… Desierta y deshecha
en lago abierto, te ves a la deriva. De tus orillas nacen crismas de dios en un
abismo tendido en cada ola del aire vuelto cimbra del amanecer que se
destempla. Hay en tu clímax naceduras de habitáculo sin ruido. La noche cierra
su balcón hacia el espacio del agua que no mide su extensión sin un abrazo.
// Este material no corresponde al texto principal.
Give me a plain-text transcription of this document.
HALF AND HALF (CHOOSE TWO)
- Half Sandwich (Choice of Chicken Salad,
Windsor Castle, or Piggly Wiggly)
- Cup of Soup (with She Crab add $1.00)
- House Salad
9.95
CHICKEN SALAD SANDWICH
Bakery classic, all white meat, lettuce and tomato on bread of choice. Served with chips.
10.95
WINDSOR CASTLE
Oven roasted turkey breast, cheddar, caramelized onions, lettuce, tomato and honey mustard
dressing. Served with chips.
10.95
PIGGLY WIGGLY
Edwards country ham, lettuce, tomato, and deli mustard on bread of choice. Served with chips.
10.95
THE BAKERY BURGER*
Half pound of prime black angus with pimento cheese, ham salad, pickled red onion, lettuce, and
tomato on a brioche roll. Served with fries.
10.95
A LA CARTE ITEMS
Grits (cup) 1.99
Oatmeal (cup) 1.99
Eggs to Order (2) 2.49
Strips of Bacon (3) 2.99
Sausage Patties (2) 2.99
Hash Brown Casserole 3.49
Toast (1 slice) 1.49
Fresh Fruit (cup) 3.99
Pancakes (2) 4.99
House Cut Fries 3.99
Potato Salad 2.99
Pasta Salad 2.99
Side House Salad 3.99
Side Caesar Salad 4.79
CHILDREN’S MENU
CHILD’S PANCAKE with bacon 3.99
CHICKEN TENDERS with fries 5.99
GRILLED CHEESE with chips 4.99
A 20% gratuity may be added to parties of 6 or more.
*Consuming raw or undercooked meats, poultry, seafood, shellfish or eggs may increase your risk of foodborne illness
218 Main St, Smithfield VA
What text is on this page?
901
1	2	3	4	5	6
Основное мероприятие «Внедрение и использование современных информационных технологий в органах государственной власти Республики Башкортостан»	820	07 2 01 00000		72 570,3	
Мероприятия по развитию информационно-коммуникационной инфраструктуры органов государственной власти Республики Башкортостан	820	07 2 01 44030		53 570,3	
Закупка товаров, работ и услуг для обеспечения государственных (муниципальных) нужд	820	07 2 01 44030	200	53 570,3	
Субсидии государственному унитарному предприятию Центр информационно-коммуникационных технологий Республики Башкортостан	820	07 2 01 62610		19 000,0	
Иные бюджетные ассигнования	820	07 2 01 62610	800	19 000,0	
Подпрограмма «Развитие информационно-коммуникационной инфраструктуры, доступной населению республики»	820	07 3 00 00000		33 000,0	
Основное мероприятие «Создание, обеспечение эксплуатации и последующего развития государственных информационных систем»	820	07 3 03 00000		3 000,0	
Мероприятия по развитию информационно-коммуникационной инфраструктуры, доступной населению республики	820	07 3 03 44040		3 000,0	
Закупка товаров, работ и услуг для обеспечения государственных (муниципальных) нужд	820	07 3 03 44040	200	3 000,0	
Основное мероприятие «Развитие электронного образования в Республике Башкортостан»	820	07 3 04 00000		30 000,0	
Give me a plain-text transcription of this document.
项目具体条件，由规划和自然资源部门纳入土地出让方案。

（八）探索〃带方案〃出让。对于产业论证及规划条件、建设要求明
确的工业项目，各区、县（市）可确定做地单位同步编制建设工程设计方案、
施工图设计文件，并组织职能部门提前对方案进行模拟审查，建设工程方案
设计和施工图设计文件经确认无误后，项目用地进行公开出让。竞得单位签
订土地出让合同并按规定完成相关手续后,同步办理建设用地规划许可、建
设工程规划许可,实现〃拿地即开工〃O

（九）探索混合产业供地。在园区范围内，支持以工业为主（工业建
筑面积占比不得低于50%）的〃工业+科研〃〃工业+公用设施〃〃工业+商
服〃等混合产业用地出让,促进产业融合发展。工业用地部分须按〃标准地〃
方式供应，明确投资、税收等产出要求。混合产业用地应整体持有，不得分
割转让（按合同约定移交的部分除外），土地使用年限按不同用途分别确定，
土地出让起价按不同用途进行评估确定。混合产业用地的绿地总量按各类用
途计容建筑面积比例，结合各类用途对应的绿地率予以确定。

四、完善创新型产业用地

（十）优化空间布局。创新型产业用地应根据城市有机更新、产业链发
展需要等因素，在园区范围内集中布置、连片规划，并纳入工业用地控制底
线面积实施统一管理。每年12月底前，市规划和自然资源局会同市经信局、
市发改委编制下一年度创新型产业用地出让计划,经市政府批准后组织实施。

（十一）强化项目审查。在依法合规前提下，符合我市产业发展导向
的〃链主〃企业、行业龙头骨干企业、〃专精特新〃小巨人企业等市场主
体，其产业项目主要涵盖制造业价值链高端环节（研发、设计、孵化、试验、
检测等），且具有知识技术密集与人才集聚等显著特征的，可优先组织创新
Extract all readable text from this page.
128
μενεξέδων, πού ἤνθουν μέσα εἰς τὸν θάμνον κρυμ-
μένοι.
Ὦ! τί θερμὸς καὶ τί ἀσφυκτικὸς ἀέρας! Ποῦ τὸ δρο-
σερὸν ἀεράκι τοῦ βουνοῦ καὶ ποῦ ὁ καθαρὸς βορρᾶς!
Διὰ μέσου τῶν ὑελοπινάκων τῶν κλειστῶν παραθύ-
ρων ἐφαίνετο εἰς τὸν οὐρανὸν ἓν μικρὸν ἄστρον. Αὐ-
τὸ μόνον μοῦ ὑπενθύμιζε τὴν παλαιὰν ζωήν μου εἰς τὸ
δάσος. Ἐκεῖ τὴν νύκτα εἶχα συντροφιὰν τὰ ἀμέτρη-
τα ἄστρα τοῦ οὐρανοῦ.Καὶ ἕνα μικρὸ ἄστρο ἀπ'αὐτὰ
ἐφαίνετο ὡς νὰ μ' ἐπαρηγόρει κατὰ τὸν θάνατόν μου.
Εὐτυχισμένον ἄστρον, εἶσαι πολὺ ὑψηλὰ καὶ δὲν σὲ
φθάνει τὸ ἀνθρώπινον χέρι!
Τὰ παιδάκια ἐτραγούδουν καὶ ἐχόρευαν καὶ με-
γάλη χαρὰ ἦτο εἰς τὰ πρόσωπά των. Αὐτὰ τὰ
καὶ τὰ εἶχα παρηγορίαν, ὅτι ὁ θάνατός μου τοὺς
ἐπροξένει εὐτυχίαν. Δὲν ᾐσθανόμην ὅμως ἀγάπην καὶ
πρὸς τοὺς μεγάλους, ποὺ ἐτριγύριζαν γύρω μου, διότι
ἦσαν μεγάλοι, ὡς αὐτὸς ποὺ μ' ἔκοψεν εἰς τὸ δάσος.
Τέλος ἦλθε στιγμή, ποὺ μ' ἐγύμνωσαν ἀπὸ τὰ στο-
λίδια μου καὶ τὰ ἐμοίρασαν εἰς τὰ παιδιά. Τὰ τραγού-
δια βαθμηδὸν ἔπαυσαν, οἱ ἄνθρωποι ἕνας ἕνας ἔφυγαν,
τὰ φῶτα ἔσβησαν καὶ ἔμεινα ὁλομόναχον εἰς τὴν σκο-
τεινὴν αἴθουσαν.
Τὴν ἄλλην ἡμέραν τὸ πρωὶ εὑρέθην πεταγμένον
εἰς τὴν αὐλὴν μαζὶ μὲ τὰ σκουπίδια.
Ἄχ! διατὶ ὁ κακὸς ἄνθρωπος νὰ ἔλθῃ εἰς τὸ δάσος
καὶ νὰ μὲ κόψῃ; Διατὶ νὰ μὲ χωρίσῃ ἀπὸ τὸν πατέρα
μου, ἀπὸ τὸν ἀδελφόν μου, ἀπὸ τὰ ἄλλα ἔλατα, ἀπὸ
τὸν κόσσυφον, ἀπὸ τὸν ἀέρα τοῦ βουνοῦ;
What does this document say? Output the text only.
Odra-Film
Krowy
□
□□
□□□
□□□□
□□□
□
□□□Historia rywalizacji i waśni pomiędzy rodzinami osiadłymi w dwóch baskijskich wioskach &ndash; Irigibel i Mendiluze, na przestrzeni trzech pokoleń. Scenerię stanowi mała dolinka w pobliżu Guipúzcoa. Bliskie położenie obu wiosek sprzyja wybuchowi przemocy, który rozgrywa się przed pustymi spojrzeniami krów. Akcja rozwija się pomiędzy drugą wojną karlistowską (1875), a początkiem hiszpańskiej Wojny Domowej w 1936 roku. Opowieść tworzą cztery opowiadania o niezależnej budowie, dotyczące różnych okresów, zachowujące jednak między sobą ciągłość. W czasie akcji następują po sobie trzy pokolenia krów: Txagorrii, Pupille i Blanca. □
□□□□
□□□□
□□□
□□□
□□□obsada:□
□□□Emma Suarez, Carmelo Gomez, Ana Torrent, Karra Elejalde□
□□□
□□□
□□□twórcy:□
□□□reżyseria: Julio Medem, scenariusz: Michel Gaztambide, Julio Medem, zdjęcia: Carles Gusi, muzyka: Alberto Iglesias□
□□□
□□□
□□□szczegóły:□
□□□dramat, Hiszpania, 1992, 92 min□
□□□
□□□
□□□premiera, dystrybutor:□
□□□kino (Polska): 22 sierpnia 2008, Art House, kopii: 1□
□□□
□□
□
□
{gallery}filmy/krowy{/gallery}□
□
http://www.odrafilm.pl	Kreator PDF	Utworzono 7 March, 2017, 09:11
Sobre el césped hay letargos en respiración. El hielo se expande sobre mis
pulmones, hace maromas de circo y al fin abarata su vida sin impuestos. El
delfinario está desierto, duermen con maromas de teatro hechizo para mentes
“lúcidas”. Lanzas al desierto mil colores y al instante saltan mil imágenes de
ruido: aplauso del respetable para el lanzamiento, cada cual distinto, como si
fueras tú misma quien nace, al influjo de los siete días creacionales. No
pretendes atender al que te llama, sólo la inicua soledad de “a veces” te hace
llorar, igual al iceberg que se ve desde la punta del idioma. No consumas al
ladrón de avispero y te visita en la mañana, esto te vuelve en ti; así te
adhieres al humo habituado desde que te conoce. Lo hilas, tiendes el papel,
sacas el musgo seco, lo envuelves, lo chupas para sentir, y desde entonces
comienzas a probar de la estaca de la vacilación que te consume… sacas el
cerillo y lo enciendes, chupas con fruición como si el aire, vuelto humo, fuera
a desaparecer del aire, habitáculo del miedo. Se expanden tus pulmones, te
expandes a él, igual a un molusco cuando va por el semen que lo habitará por
nueve meses. No hay ruido en la habitación sino el ruido de “eses” que haces al
aspirar. Entonces un hilillo de luz se desprende desde la comisura de tus
labios, se alargan para reír a destiempo de reloj, igual a una quimera… ríes y
ríes con respiración aprisa. Te olvidas de él, de ti y de tu síntoma. Sólo está
tu risa como un orgullo puesto en desván por media hora, sólo tus cejas bien
peinadas, tu escote abierto, tus pestañas quebradas, el rímel seco, tus labios
de hombradía y tus cachetes arrebolados. Miras en derredor y la contestación a
tu risa descuella como una adormidera; si fuera de carrizo, empuñaría una
habitación por si se ofrece. Aspiras una vez más y se termina, lías otro para
empotrar en tus ancas los nervios azotando desde afuera como si fuera yegua con
el sexo puesto en una esfera para el potro ardiendo en tu cuello en la propia aspiración
de su semilla, te dejas entrar, el cigarrillo en tus labios luce hondo, sacas
la lengua y lo moja el hilillo de luz con cerveza que corre hacia fuera. No hay
exhalación que te consuma, más bien lo consumes a él como si fuera una cierta
vacilación entre tu sexo, que explota en risa, una vez más… a la salida.
Hinchas los pulmones, exhalas el aire de veneno, metes la mano hacia abajo…
ríes y ríes… Entonces, como venido desde arriba, sientes el choque de espermas
entre el numen, tus piernas chorrean, dejas el cigarrillo y te concentras… el
agua va en pos de la gravedad del silencio, sobre tus piernas.